Alex, João e Luiz são estafetas de plataformas digitais de entregas e em comum têm o facto de não sentirem necessidade de um contrato de trabalho, apontando “flexibilidade” e “liberdade” como as principais vantagens da profissão.

Alex Vieira, como quer se tratado, tem 49 anos e trabalha como estafeta há cerca de dois anos, em Ponta Delgada, nos Açores, fazendo entregas para a Glovo e a Uber.

“Tive 20 anos numa outra actividade, era pastor de uma igreja. Tinha a vida organizada, até que aconteceu uma situação e a minha formação não tinha saída para outro tipo de actividade, os meus estudos não foram reconhecidos. Tentei o ramo imobiliário e não correu bem”, conta.

Alex, que está a tirar um curso de Gestão, viu nas plataformas digitais uma oportunidade para obter um “rendimento agradável”, ao mesmo tempo que consegue a flexibilidade de horários que os estudos lhe exigem.

“As oportunidades não são assim tantas, os trabalhos à disposição são com remuneração baixa ou precários. Dentro do contexto, a plataforma acaba por ser a melhor opção”, afirma, apesar de admitir que gostava de ter outro tipo de trabalho.

“Preferia ter outro tipo de trabalho. Este é um trabalho para desenrascar numa situação de emergência. Acho muito bom em part-time, mas a tempo integral acaba por ser mal pago”, diz, salientando também os perigos inerentes à profissão.

“Eu acho que a plataforma não é um trabalho para ser a tempo inteiro, é um trabalho perigoso, quando comparado com um trabalho regular, numa mota, no trânsito, oito, 10 horas por dia, às vezes mais, é perigoso”, afirma.

Se houvesse a possibilidade de ter um contrato de trabalho com uma das plataformas, Alex “só trabalharia se o vencimento fosse vantajoso”, porque, na sua actual situação, “ter flexibilidade é muito importante”.

São também a “flexibilidade de horário” e “não ter qualquer obrigatoriedade” as vantagens apontadas por João Francisco (nome fictício), de 55 anos, que trabalha com o serviço de entregas desde Setembro de 2020, em Lisboa.

João era bancário e passou à pré-reforma, mas, como é “muito novo para estar sentado no sofá a mudar canais” de televisão, decidiu avançar, para “angariar algum dinheiro para viajar”.

Chega a estar ligado na plataforma “sete, oito, dez horas por dia” e os principais picos de trabalho são a hora de almoço e de jantar.

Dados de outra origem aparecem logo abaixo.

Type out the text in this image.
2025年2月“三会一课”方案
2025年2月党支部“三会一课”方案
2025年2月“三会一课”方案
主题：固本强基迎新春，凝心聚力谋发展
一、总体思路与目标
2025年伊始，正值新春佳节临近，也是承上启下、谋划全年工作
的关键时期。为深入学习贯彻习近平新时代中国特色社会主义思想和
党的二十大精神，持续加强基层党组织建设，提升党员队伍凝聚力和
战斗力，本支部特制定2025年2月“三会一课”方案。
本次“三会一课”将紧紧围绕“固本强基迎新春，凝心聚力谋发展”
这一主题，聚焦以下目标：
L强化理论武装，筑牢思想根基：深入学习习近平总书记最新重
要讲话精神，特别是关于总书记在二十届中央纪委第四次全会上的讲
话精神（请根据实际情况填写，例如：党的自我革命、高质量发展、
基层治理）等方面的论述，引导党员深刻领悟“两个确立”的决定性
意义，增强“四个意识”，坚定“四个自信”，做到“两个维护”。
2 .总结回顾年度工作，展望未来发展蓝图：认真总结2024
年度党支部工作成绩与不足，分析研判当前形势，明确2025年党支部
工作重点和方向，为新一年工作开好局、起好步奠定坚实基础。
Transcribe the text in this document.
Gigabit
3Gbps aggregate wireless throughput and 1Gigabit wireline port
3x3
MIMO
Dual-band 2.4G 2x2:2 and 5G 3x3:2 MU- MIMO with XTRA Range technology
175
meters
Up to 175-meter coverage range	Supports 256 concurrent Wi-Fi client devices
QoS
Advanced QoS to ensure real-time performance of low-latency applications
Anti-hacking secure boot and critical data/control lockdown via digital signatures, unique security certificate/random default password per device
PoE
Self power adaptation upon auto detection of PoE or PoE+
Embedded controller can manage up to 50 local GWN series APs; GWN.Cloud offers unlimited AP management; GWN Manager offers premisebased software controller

Para João, “um dos principais atractivos” desta profissão é o facto de ser o seu próprio “patrão”, por isso, afirma não sentir “necessidade de ter qualquer contrato laboral”.

“Tenho uma reforma garantida” e “continuarei a trabalhar enquanto a situação for vantajosa, estou satisfeito e é uma forma de ter um rendimento extra”, afirma, alertando, contudo, para as eventuais consequências do aumento do preço dos combustíveis.

“O que está a prejudicar esta actividade é a subida do preço dos combustíveis e quem está a suportar essa subida são os estafetas. Temos uma subida de 30% desde o início do ano”, o que, diz, “obriga a fazer mais contas”.

Também Luiz Vasco, 56 anos, militar reformado, não sente necessidade de ter um contrato de trabalho: “Se quisesse contrato de trabalho, chefe, horário, etc., procuraria um emprego sem problema algum, mas tratamos de liberdade, horário flexível por conta e risco do estafeta, ele está no controlo.[...] Corre-se o risco de o Governo encher o estafeta de ‘direitos’ e deixá-lo desempregado. Não há sentido em comprar e manter uma mota, combustível e consumos [...] para trabalhar para alguém.”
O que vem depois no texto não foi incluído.